How to stop system from crashing during RandomForest training? Will decreasing the number of workers do some good?

Question

For 140K of NLP data, there will be huge number of features at hand.

So increasing the number of trees from 200 to 350 led to instance crash with n_jobs = 7 | parallel jobs in a 8 CPU-cores machine. I just want to know if it works like a Pool() and demands memory? If I decrease the cores to 3 or 5, will it be useful?

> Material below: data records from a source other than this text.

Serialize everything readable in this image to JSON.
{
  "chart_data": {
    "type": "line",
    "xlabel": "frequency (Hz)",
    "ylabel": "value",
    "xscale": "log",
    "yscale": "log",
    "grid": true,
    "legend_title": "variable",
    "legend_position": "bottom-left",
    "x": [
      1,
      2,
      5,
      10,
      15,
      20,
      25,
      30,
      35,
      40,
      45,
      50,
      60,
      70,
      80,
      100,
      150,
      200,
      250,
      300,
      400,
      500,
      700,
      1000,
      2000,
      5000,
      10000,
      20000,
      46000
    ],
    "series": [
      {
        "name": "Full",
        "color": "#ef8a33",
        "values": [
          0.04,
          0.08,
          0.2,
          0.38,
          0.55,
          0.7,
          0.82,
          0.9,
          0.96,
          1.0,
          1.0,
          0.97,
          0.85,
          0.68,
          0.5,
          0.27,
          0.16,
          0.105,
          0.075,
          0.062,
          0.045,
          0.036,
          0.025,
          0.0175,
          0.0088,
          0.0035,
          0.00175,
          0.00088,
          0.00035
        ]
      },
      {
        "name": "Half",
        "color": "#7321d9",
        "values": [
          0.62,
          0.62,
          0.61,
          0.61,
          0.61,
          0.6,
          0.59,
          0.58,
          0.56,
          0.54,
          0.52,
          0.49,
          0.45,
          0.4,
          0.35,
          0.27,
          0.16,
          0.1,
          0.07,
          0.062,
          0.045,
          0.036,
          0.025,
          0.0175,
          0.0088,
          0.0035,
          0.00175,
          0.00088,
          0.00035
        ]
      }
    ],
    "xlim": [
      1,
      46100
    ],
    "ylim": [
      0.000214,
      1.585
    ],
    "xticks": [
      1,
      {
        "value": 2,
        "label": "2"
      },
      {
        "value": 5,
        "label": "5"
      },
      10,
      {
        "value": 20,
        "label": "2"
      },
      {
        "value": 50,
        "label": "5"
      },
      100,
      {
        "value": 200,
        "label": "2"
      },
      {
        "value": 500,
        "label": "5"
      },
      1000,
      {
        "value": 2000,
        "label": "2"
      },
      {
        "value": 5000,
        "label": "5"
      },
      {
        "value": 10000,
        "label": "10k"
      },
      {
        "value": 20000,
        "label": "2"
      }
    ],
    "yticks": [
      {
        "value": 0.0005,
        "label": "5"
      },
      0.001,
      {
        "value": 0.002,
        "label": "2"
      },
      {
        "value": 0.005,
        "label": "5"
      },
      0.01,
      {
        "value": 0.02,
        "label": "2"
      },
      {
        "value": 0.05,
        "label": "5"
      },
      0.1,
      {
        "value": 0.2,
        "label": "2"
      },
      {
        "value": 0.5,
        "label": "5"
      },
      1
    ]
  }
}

Any ways for preventing memory crash?

pipeline = Pipeline([
    ('tfidf', TfidfVectorizer(tokenizer = lambda x: x.split(' '), min_df = min_df, ngram_range = (1,rng))),
    ('clf',RandomForestClassifier(n_estimators = n_estimators, class_weight = class_weight, criterion = criterion, min_samples_split = min_samples_split,
                           max_features = max_features, oob_score = oob_score, warm_start = warm_start,
                           n_jobs = 7, random_state = SEED)),
    ])

    del train, test
    gc.collect()
    
    pipeline.fit(train_x, train_y)
    acc = accuracy_score(pipeline.predict(test_x), test_y)
    print(acc, top_n(pipeline,test_x,test_y))

Answer 1

Q : Any ways for preventing memory crash ?

A :
Sure,
similar work-experience since Win-XP crashing Py2.7 n_jobs in the very same direction.

Solution :

Step 1 :
profile the RAM-allocation envelope for having a single n_jobs = 1 set in the otherwise same settings ( one can create, even inside Python-interpreter a SIGNAL-based automated memory monitor / recorder to indeed profile real-virtual-...-memory usage, strobing for any raw or coarse time-quanta in doing so & logging all such data or just a moving-window maximums - this goes beyond the scope of this post, yet one may reuse my other posts on this and use Python-signal.signal(signal.SIGUSR1,...)-tools for the hand-made "monitor-n-logger" )

Step 2 :
having obtained the RAM-allocation & virtual memory usage, from visual inspection or from hard-data collected in Step 1, try to spawn as many n_jobs that fit the physical RAM (minus one, if you use the host for other work, during the such RandomForrestPREDICTOR.fit()-computing - my use-case was using a pool of dedicated, headless hosts for .fit()-training cavalry of predictor models on many machines in embarrasingly parallel orchestration, each having 100% CPU-usage and zero-memory-I/O swaps for about 30+ hours to meet the large-scale re-training & model selection deadlines )

This said, CPU-usage is not your main enemy here, the RAM-efficient computing is.

Your graph shows :

- swap-thrashing did not start ( good )

- cpu-hopping did start at a cost of decreasing the cpu-cache data re-use, once a job was moved away, data previously kept in LRU-cache needs to get re-fetched from RAM, which is about 1,000x slower, than if sourcing them from cpu-core local L1d-cache ( thermal throttling on big workloads make cpu-cores hot and the hardware starts to moving jobs from one core to another (hopefully a cooler one))

- cpu workloads are not as hell-hard as they could be (in some even harder number-crunching), as RandomForestPREDICTOR-s are moving and crawling through all the [M,N]-sized ( N being the number of examples in a sub-set elected for the .fit()-training, yet still "long" ) data, during the computation, which gives cpu some time to rest, while waiting for next part of data being fed in. So there are times, where CPU-core is not harnessed to its 100% capacity )